Exemple : Votre iPhone avec l’adresse privée 192.168.1.27 demande sa page d’accueil à google (adresse publique 173.194.35.110), le routeur transmet la requête à Google, reçoit la réponse, et se souvient qu’il doit la faire suivre à votre iPhone.

Facile.

En revanche, s’il s’agit de rendre disponibles un ou plusieurs services d’une machine du réseau local depuis l’extérieur (pour accéder à des caméras, à un dispositif domotique connecté au réseau, par exemple), la solution la plus simple est de faire de la « translation d’adresse ». Restez avec moi encore quelques lignes, cette introduction nécessaire va déboucher sur des questions plus concrètes.

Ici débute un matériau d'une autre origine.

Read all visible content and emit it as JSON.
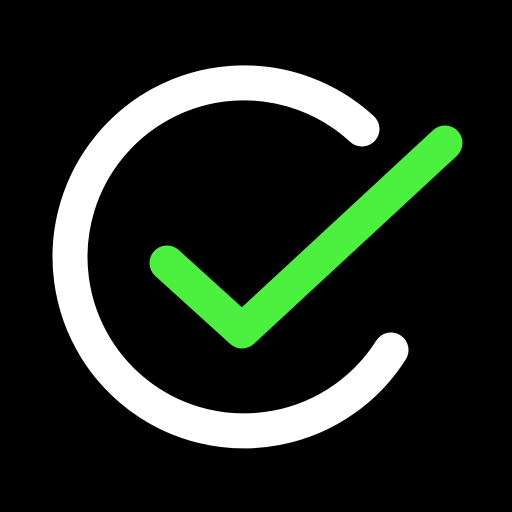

L’exemple des caméras est pertinent : la plupart des sociétés de sécurité qui installent un enregistreur de caméras font en sorte que cet équipement soit accessible depuis l’extérieur (demande bien légitime de la part des clients, qui veulent pouvoir vérifier que personne ne récolte leurs carottes ou pire en leur absence). De plus, cet accès distant aux caméras est souvent mis en place afin de permettre une « levée de doute » en cas de déclenchement d’alarme. S’il est apparent que des intrus sont en train de s’attaquer au coffre, il est urgent d’envoyer un agent. Si c’est simplement la femme de ménage qui s’est trompée en tapant le code, il n’est probablement pas utile d’appeler le 17.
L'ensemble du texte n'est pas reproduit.